Contribution To Business Strategy Theory

Perhaps the most distinctive feature of Mintzberg’s research findings and writing on business strategy, is that they have often emphasized the importance of emergent strategy, which arises informally at any level in an organisation, as an alternative or a complement to deliberate strategy, which is determined consciously either by top management or with the acquiescence of top management.
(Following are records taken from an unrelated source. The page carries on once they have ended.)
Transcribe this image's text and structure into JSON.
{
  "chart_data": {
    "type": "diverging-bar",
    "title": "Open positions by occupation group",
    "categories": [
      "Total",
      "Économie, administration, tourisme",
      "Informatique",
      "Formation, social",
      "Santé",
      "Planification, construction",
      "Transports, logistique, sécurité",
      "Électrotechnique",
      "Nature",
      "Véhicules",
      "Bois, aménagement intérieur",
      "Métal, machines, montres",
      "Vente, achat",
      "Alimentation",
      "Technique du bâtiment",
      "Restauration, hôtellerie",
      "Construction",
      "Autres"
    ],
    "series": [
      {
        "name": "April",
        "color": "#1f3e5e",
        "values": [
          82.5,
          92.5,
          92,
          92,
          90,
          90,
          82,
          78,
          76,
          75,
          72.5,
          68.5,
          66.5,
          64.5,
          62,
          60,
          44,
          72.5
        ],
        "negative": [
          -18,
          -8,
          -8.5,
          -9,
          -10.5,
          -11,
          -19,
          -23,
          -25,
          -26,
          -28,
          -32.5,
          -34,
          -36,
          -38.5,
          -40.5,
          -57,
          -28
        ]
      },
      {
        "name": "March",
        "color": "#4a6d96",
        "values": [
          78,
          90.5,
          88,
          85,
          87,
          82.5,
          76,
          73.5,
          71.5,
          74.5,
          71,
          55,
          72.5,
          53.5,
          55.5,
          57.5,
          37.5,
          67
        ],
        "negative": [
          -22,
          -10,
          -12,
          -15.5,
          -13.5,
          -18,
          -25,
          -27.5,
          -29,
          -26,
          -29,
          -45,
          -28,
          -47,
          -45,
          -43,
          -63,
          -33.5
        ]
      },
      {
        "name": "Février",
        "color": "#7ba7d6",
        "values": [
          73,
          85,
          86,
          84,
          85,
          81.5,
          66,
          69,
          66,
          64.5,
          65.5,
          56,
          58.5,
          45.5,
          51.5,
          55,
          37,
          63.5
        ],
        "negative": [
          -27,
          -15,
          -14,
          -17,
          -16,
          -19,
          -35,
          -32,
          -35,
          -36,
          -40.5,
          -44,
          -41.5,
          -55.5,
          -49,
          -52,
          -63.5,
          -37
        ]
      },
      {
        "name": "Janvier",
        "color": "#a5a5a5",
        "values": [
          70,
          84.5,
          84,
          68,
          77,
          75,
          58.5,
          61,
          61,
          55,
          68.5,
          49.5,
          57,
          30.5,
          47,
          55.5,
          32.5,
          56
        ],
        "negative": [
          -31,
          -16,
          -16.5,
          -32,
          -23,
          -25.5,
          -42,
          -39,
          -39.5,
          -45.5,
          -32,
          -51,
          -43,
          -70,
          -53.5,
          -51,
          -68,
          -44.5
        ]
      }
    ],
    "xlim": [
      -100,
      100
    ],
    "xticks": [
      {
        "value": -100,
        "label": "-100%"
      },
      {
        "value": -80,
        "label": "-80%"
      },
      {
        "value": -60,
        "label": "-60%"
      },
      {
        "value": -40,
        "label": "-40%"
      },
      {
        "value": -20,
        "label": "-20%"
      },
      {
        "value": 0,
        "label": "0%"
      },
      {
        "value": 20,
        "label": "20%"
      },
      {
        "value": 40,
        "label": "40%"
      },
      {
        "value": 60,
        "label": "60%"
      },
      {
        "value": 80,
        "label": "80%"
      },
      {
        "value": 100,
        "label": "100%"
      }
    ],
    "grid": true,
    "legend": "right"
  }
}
He has been strongly critical of the stream of strategy literature which focuses predominantly on deliberate strategy.

Mintzberg is cited in Chamberlain's Theory of Strategy as providing one of the four main foundations on which the theory is based.

Read more about this topic:  Henry Mintzberg

Famous quotes containing the words contribution to, contribution, business, strategy and/or theory:

    Parents are used to being made to feel guilty about...their contribution to the population problem, the school tax burden, and declining test scores. They expect to be blamed by teachers and psychologists, if not by police. And they will be blamed by the children themselves. It is hardy a wonder, then, that they withdraw into what used to be called “permissiveness” but is really neglect.
    C. John Sommerville (20th century)

    He left behind, as his essential contribution to literature, a large repertoire of jokes which survive because of their sheer neatness, and because of a certain intriguing uncertainty—which extends to Wilde himself—as to whether they really mean anything.
    George Orwell (1903–1950)

    I’m not in business to be loved, but I am in business.
    Robert Towne (b. 1936)

    To a first approximation, the intentional strategy consists of treating the object whose behavior you want to predict as a rational agent with beliefs and desires and other mental states exhibiting what Brentano and others call intentionality.
    Daniel Clement Dennett (b. 1942)

    every subjective phenomenon is essentially connected with a single point of view, and it seems inevitable that an objective, physical theory will abandon that point of view.